Yes, maybe it’s worth briefly outlining like what we know right now before we look into what might happen in the future. So as of right now, these model providers are charging anything between $1 to $3 for 1 million tokens. You can think of tokens roughly as vault. Now there are many studies that show that AI platform users consume on average per month between 50,000 tokens, which these are the light users and 1 million token users, these are the heavy users.

So based on the data that we have right now, we can infer that if a CSI customers will start to embed AI features into their product, there’s going to be an estimated COGS per user of anything in between like $1 and $8. So I think we can easily cover this and maintain our margins by having premium add-on where our end customers, if they want to leverage these features, they can buy those premium add-ons.
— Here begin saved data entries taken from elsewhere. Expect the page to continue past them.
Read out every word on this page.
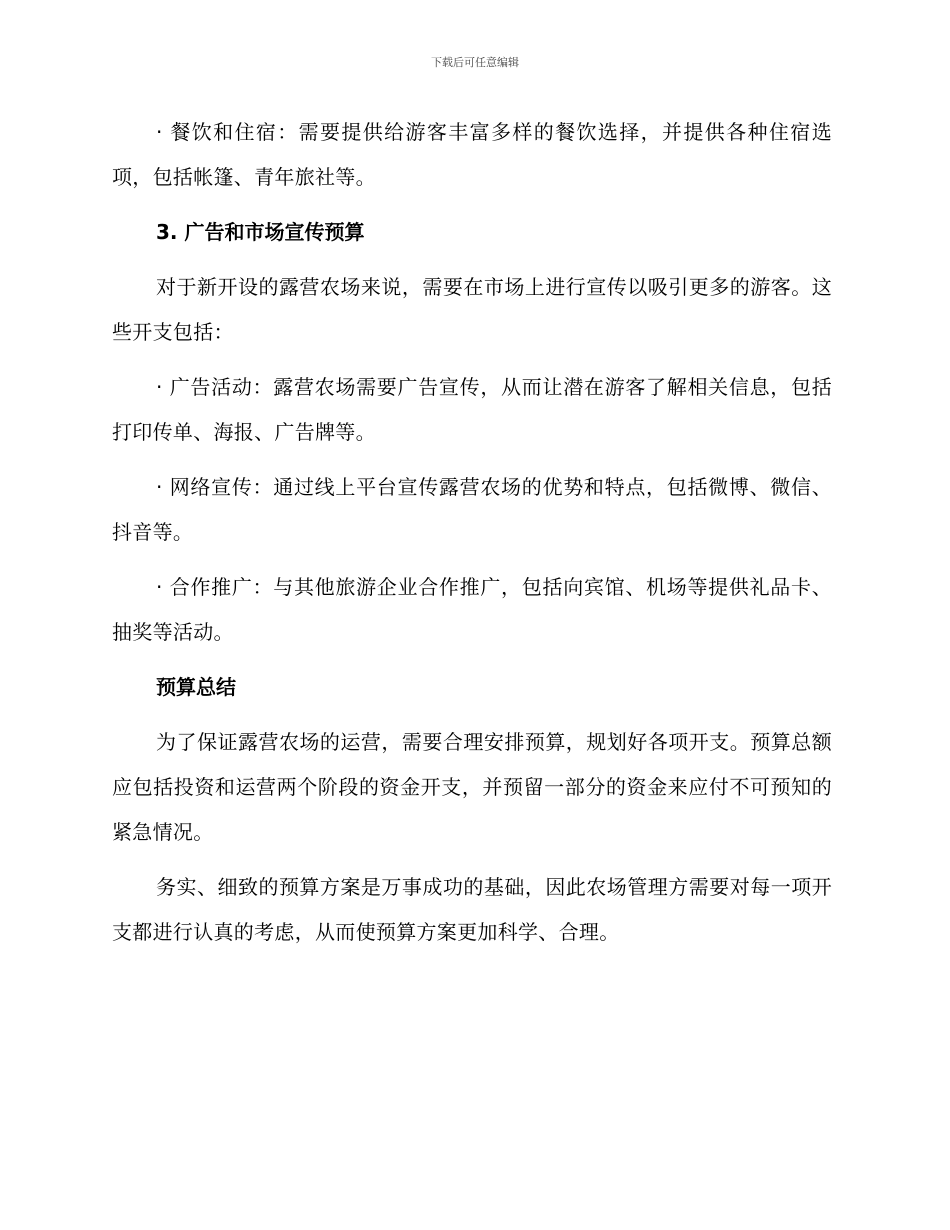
下载后可任意编辑

· 餐饮和住宿：需要提供给游客丰富多样的餐饮选择，并提供各种住宿选项，包括帐篷、青年旅社等。

3. 广告和市场宣传预算

对于新开设的露营农场来说，需要在市场上进行宣传以吸引更多的游客。这些开支包括：

· 广告活动：露营农场需要广告宣传，从而让潜在游客了解相关信息，包括打印传单、海报、广告牌等。

· 网络宣传：通过线上平台宣传露营农场的优势和特点，包括微博、微信、抖音等。

· 合作推广：与其他旅游企业合作推广，包括向宾馆、机场等提供礼品卡、抽奖等活动。

预算总结

为了保证露营农场的运营，需要合理安排预算，规划好各项开支。预算总额应包括投资和运营两个阶段的资金开支，并预留一部分的资金来应付不可预知的紧急情况。

务实、细致的预算方案是万事成功的基础，因此农场管理方需要对每一项开支都进行认真的考虑，从而使预算方案更加科学、合理。
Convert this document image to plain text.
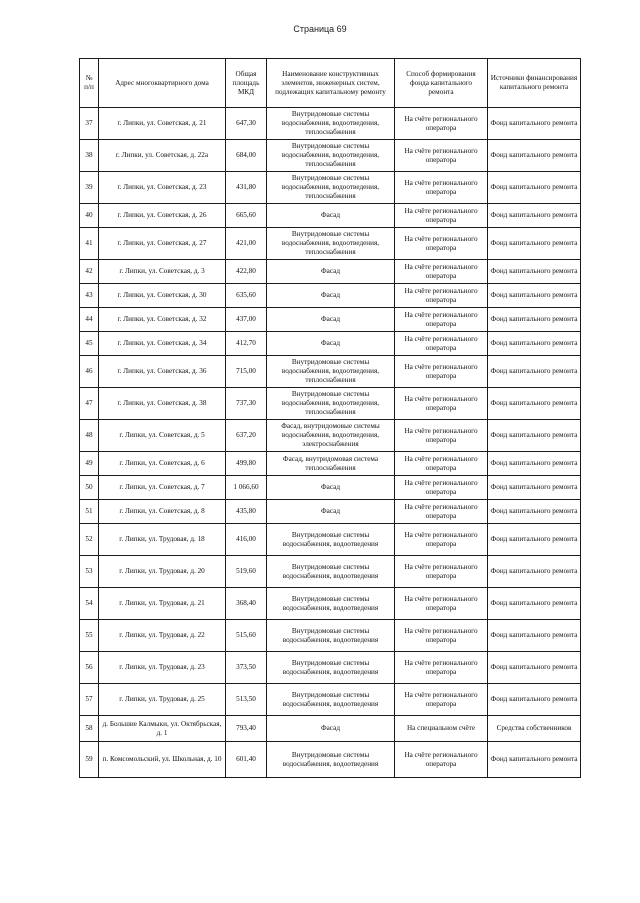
Страница 69
№ п/п	Адрес многоквартирного дома	Общая площадь МКД	Наименование конструктивных элементов, инженерных систем, подлежащих капитальному ремонту	Способ формирования фонда капитального ремонта	Источники финансирования капитального ремонта
37	г. Липки, ул. Советская, д. 21	647,30	Внутридомовые системы водоснабжения, водоотведения, теплоснабжения	На счёте регионального оператора	Фонд капитального ремонта
38	г. Липки, ул. Советская, д. 22а	684,00	Внутридомовые системы водоснабжения, водоотведения, теплоснабжения	На счёте регионального оператора	Фонд капитального ремонта
39	г. Липки, ул. Советская, д. 23	431,80	Внутридомовые системы водоснабжения, водоотведения, теплоснабжения	На счёте регионального оператора	Фонд капитального ремонта
40	г. Липки, ул. Советская, д. 26	665,60	Фасад	На счёте регионального оператора	Фонд капитального ремонта
41	г. Липки, ул. Советская, д. 27	421,00	Внутридомовые системы водоснабжения, водоотведения, теплоснабжения	На счёте регионального оператора	Фонд капитального ремонта
42	г. Липки, ул. Советская, д. 3	422,80	Фасад	На счёте регионального оператора	Фонд капитального ремонта
43	г. Липки, ул. Советская, д. 30	635,60	Фасад	На счёте регионального оператора	Фонд капитального ремонта
44	г. Липки, ул. Советская, д. 32	437,00	Фасад	На счёте регионального оператора	Фонд капитального ремонта
45	г. Липки, ул. Советская, д. 34	412,70	Фасад	На счёте регионального оператора	Фонд капитального ремонта
46	г. Липки, ул. Советская, д. 36	715,00	Внутридомовые системы водоснабжения, водоотведения, теплоснабжения	На счёте регионального оператора	Фонд капитального ремонта
47	г. Липки, ул. Советская, д. 38	737,30	Внутридомовые системы водоснабжения, водоотведения, теплоснабжения	На счёте регионального оператора	Фонд капитального ремонта
48	г. Липки, ул. Советская, д. 5	637,20	Фасад, внутридомовые системы водоснабжения, водоотведения, электроснабжения	На счёте регионального оператора	Фонд капитального ремонта
49	г. Липки, ул. Советская, д. 6	499,80	Фасад, внутридомовая система теплоснабжения	На счёте регионального оператора	Фонд капитального ремонта
50	г. Липки, ул. Советская, д. 7	1 066,60	Фасад	На счёте регионального оператора	Фонд капитального ремонта
51	г. Липки, ул. Советская, д. 8	435,80	Фасад	На счёте регионального оператора	Фонд капитального ремонта
52	г. Липки, ул. Трудовая, д. 18	416,00	Внутридомовые системы водоснабжения, водоотведения	На счёте регионального оператора	Фонд капитального ремонта
53	г. Липки, ул. Трудовая, д. 20	519,60	Внутридомовые системы водоснабжения, водоотведения	На счёте регионального оператора	Фонд капитального ремонта
54	г. Липки, ул. Трудовая, д. 21	368,40	Внутридомовые системы водоснабжения, водоотведения	На счёте регионального оператора	Фонд капитального ремонта
55	г. Липки, ул. Трудовая, д. 22	515,60	Внутридомовые системы водоснабжения, водоотведения	На счёте регионального оператора	Фонд капитального ремонта
56	г. Липки, ул. Трудовая, д. 23	373,50	Внутридомовые системы водоснабжения, водоотведения	На счёте регионального оператора	Фонд капитального ремонта
57	г. Липки, ул. Трудовая, д. 25	513,50	Внутридомовые системы водоснабжения, водоотведения	На счёте регионального оператора	Фонд капитального ремонта
58	д. Большие Калмыки, ул. Октябрьская, д. 1	793,40	Фасад	На специальном счёте	Средства собственников
59	п. Комсомольский, ул. Школьная, д. 10	601,40	Внутридомовые системы водоснабжения, водоотведения	На счёте регионального оператора	Фонд капитального ремонта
Now indeed, it’s hard to predict how this will pan out in the future. But the good news is that currently, these large language models, they don’t have a very large moat around them. Some of you might have read that when GPT-5 came out, there were some doubts regarding its performance. They had some issues with their deployment. And overnight, there was a huge switch from OpenAI models to different providers with virtually one line of code being changed into the consumer of these LLMs.

So this tells me that there will be high competition between these model providers. And this will keep the pressure on the cost. And I think in the long run, the price per token will go down. Now again, we can speculate about how these companies will start to build up their moat so that it’s harder to switch from one LLM to another.

But so far, again, we don’t have clear data or indicators towards that. I believe that as of right now, if CSI companies are adopting AI figures, we will be able to maintain our margins. And if kind of one of the big providers are starting to hike up their prices, we always have the option to use things like model routing, so using smaller models for different tasks or even on-premise LLM inference by leveraging open-weight LLMs.